De definities zijn zo ingewikkeld
omdat de wetgever worstelde met de vraag in welke gevallen de leverancier (de
verkoper op afbetaling) onder de WCK valt. De wetgevingsjuristen van EZ konden
zich onvoldoende losmaken van het begrippenkader van de Wet op het
Afbetalingstelsel, de wet die van oudsher tot het domein van EZ behoorde.19
De stelling van de advocaten van Dexia dat effectenlease,
noch een geld-, noch een goederenkrediet is, en dat er dus een gat in de WCK
zit, heeft de rechtbank op het verkeerde been gezet. Het onderscheid is voor
handelaren en leveranciers van belang, maar niet voor bancaire instellingen.
Voor hen geldt het begrip krediettransactie en dat is in casu ruim
genoeg.
Hierdoor komt ook aan de stelling van de Arnhemse rechtbank, dat de
EG richtlijn consumentenkrediet niet juist zou zijn geïmplementeerd in de WCK,
de grond te ontvallen.
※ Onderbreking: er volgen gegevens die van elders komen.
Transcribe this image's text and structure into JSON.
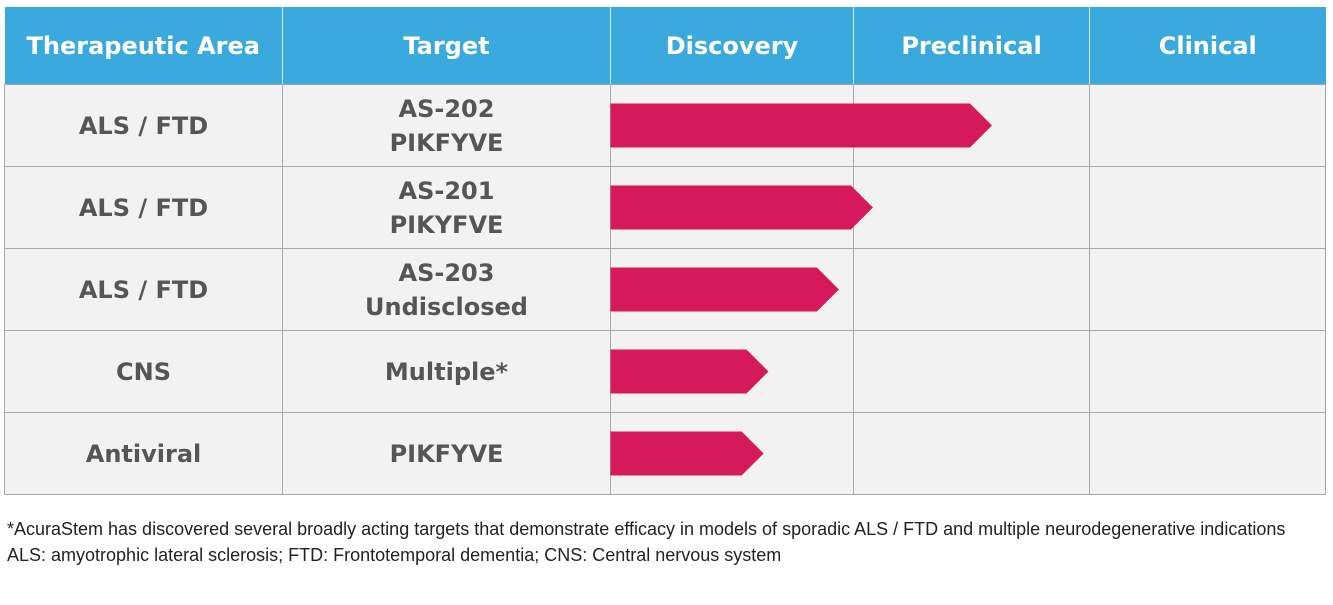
{
  "colors": {
    "header_bg": "#3aaade",
    "cell_bg": "#f2f2f2",
    "bar": "#d6195a",
    "text": "#555555"
  },
  "table": {
    "headers": [
      "Therapeutic Area",
      "Target",
      "Discovery",
      "Preclinical",
      "Clinical"
    ]
  },
  "chart_data": {
    "type": "bar",
    "stages": [
      "Discovery",
      "Preclinical",
      "Clinical"
    ],
    "rows": [
      {
        "area": "ALS / FTD",
        "target_lines": [
          "AS-202",
          "PIKFYVE"
        ],
        "progress": 1.57
      },
      {
        "area": "ALS / FTD",
        "target_lines": [
          "AS-201",
          "PIKYFVE"
        ],
        "progress": 1.08
      },
      {
        "area": "ALS / FTD",
        "target_lines": [
          "AS-203",
          "Undisclosed"
        ],
        "progress": 0.94
      },
      {
        "area": "CNS",
        "target_lines": [
          "Multiple*"
        ],
        "progress": 0.65
      },
      {
        "area": "Antiviral",
        "target_lines": [
          "PIKFYVE"
        ],
        "progress": 0.63
      }
    ]
  },
  "footnotes": [
    "*AcuraStem has discovered several broadly acting targets that demonstrate efficacy in models of sporadic ALS / FTD and multiple neurodegenerative indications",
    "ALS: amyotrophic lateral sclerosis; FTD: Frontotemporal dementia; CNS: Central nervous system"
  ]
}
Wij behoeven het onzekere en complexe pad van
richtlijnconforme interpretatie door de burgerlijke rechter gelukkig niet te
betreden.
Er zijn verschillende
beperkingen in de werkingssfeer van de WCK die voor de aandelenlease-problemen
relevant zijn. In de eerste plaats het grensbedrag uit 3, thans 50000. Op
effectenleasetransacties boven het grensbedrag is de wet niet van toepassing.
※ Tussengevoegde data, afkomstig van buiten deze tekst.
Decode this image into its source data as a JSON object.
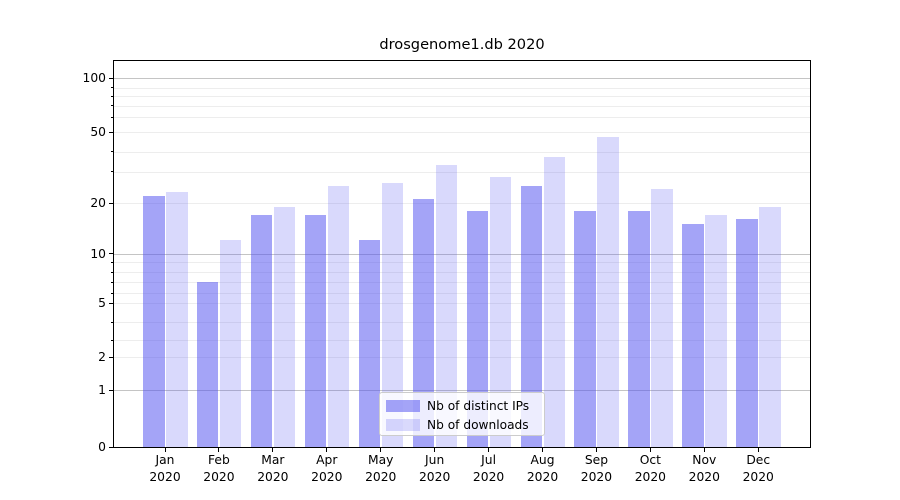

Ook geldt de wet niet voor door hypotheek gedekte kredieten, die voldoen aan de
omschrijving uit 4, lid 1, onder f. Daarvoor geldt een Gedragscode hypothecaire
financieringen.20
Naar aanleiding van de
eerder gemelde kamervragen uit 1998 is discussie ontstaan over de vraag of de
effectenleasetransacties niet onder de uitzondering vallen van artikel 4 lid 1
onder h. Ik citeer eerst uit mijn boek voor de praktijk:21
'In de praktijk lenen
banken geld uit aan klanten die hun effecten in depot hebben gegeven. Effecten
zijn aandelen, obligaties en andere waardepapieren. Bij effectenbelening dienen
de waardepapieren als onderpand voor de aflossing van de lening. Vaak dient de
lening voor de financiering van transacties met effecten. In de praktijk houdt
de bank een marge aan van 30%: de omvang van het krediet mag niet groter zijn
dan 70% van de waarde van de effecten. Deze transacties vinden voornamelijk
plaats in de vermogenssfeer en vertonen een aantal verschillen met het reguliere
consumentenkrediet. (...)
Als eis stelt de wet onder meer dat de kredietsom
ten tijde van het aangaan van de transactie niet groter mag zijn dan de waarde
van de effecten. Dit onderdeel is opgenomen om te voorkomen dat tegen belening
van een effect ter waarde van 25 EURO een bedrag van 5000 EURO wordt
geleend.
In theorie is het echter niet ondenkbaar dat bij een sterk dalende
koers van de aandelen er een discrepantie ontstaat tussen kredietsom en waarde
van de effecten. De WCK voorziet daar niet in. De wet kent evenmin een bepaling
dat alle aandelen beleend moeten blijven gedurende de duur van de
krediettransactie. Men mag echter aannemen dat de banken hier zelf de nodige
terughoudendheid in acht zullen nemen.'
Deze uitzondering voor
effectenbelening was een onderdeel van een ambtelijke package deal.22 Het ministerie van Financiën wilde dat kredietverlening tegen
belening van effecten buiten de WCK zou blijven. Dit was vermogensbeheer en geen
kredietverdeling. EZ vreesde ontduiking van de wet door constructies waar veel
grotere kredietsommen werden uitgeleend dan de tegenwaarde van de
effecten.
Tegen deze achtergrond is de mededeling van minister Zalm dat naar
zijn mening de WTE van toepassing was op effectenlease transacties, een zeer
wankele basis voor het standpunt van de aanbieders dat zij er op mochten
vertrouwen dat de WCK niet van toepassing is. Ook de opvatting van
Lieverse23 dat er hierdoor een soort communis opinio was ontstaan dat de
WCK niet van toepassing is, acht ik onjuist.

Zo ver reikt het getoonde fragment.